Rototo fits the policy layer in that loop. The service still owns metrics, queues, retries, provider health, and enforcement. Rototo selects the reviewed operating policy from the runtime facts the service supplies.
We will model that as degradation-config, with one variable named
service-degradation-policy.
Start With The Recovery Boundary
The runtime question is not "is the service healthy?" Rototo should not decide that. The service and observability system already know queue pressure, provider health, error rates, and retry behavior.
The runtime question I want is:
Given the service state we already measured, which reviewed operating policy
should this request use?
The first version of that policy can be small: run normally while pressure is normal, and reduce load when queue pressure is high.
Create The Workspace
Create the workspace with a variable and a resource template:
rototo init degradation-config --variable service-degradation-policy
rototo init degradation-config --resource service-degradation-policy
Replace degradation-config/variables/service-degradation-policy.toml:
schema_version = 1
description = "Operating policy selected while the service is under pressure"
type = "resource:service-degradation-policy"
[resolve]
default = "normal"
Replace degradation-config/resources/service-degradation-policy.toml:
schema_version = 1
description = "Service degradation policy objects"
schema = "../schemas/service-degradation-policy.schema.json"
The variable chooses a policy key. The resource validates the policy object behind that key. During an incident, the app should not have to trust a half-shaped object while operators are making fast changes.
Define The Policy Shape
Before adding policies, define the knobs the service is willing to apply.
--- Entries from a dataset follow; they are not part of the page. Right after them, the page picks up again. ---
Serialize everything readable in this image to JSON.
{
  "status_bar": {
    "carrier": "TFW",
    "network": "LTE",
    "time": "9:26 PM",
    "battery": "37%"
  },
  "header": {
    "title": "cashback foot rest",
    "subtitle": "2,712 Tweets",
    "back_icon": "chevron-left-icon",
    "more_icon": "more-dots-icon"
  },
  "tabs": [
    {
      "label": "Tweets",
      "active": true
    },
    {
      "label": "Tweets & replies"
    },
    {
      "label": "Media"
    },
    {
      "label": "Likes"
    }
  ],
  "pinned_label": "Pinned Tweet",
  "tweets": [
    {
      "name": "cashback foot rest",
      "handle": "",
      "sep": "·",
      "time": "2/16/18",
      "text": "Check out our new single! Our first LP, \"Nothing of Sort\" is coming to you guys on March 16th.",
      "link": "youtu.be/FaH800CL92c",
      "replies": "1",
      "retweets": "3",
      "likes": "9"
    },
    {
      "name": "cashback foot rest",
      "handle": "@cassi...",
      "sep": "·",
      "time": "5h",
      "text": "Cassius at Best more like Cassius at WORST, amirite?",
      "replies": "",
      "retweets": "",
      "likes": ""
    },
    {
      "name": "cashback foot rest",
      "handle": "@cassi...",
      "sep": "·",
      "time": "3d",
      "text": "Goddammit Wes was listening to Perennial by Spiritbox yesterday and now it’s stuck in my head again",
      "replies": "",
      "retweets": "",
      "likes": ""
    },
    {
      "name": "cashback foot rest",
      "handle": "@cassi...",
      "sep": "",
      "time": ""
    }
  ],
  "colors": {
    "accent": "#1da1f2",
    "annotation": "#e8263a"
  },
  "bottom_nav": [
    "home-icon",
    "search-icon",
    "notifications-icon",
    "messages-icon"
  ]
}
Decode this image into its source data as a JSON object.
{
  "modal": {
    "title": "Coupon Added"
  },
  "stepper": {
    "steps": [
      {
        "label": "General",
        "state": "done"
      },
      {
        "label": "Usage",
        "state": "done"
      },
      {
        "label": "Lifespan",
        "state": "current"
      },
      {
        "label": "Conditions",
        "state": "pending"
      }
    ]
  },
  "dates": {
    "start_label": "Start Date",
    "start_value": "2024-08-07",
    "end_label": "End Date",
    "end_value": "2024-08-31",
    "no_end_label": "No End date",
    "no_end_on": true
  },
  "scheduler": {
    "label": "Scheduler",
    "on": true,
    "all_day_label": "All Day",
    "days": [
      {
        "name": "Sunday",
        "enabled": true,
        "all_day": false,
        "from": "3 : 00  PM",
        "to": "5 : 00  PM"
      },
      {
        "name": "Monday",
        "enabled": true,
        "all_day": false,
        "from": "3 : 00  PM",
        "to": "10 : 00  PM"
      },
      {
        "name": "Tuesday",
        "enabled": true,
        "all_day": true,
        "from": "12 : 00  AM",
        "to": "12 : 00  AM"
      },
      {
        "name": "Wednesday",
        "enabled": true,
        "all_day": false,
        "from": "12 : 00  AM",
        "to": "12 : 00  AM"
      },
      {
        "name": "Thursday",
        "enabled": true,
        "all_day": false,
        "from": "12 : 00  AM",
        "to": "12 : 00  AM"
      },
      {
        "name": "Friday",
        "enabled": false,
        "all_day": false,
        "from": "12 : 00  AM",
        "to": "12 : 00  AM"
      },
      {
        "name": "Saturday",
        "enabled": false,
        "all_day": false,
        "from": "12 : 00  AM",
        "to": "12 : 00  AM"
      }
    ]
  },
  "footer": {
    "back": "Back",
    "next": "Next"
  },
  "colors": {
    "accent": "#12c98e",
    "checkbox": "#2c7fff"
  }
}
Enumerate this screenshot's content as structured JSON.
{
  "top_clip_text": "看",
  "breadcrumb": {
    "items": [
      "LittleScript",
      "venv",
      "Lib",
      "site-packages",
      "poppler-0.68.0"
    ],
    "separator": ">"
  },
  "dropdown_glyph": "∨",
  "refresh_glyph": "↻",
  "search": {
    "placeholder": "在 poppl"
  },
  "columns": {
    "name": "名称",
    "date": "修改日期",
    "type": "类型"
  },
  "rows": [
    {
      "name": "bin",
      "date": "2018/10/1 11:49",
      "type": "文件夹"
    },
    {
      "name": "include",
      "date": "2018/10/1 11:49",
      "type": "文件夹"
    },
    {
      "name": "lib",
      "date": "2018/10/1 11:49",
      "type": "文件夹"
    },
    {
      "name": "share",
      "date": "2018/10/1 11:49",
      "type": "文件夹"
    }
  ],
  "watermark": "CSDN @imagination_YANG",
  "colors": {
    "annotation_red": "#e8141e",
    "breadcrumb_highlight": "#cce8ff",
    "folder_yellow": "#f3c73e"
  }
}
Replace degradation-config/schemas/service-degradation-policy.schema.json:
{
"$schema": "https://json-schema.org/draft/2020-12/schema",
"type": "object",
"required": [
"mode",
"max_concurrency",
"background_jobs_enabled",
"non_critical_fanout",
"fallback_provider"
],
"properties": {
"mode": { "type": "string", "enum": ["normal", "degraded", "severe"] },
"max_concurrency": { "type": "integer", "minimum": 1, "maximum": 200 },
"background_jobs_enabled": { "type": "boolean" },
"non_critical_fanout": { "type": "string", "enum": ["send", "defer", "pause"] },
"fallback_provider": { "type": "string", "enum": ["primary", "secondary"] }
},
"additionalProperties": false
}
The schema is deliberately operational. It says which fields the service will
honor, which modes are allowed, and how far concurrency can be pushed. If
someone tries to set max_concurrency = 0 during an incident, lint catches
that before the workspace is released.
Add The First Policies
Rename the generated object file from
degradation-config/resources/service-degradation-policy-objects/default.toml
to degradation-config/resources/service-degradation-policy-objects/normal.toml,
then replace its contents:
mode = "normal"
max_concurrency = 100
background_jobs_enabled = true
non_critical_fanout = "send"
fallback_provider = "primary"
Create
degradation-config/resources/service-degradation-policy-objects/degraded.toml:
mode = "degraded"
max_concurrency = 30
background_jobs_enabled = false
non_critical_fanout = "defer"
fallback_provider = "primary"
Create
degradation-config/resources/service-degradation-policy-objects/severe.toml:
mode = "severe"
max_concurrency = 10
background_jobs_enabled = false
non_critical_fanout = "pause"
fallback_provider = "secondary"
The severe policy is not selected yet. I still like defining it early because
it gives reviewers a concrete recovery posture to inspect before the team needs
it under pressure.
Select Degraded During High Pressure
Now add the condition that moves the service from normal to degraded mode.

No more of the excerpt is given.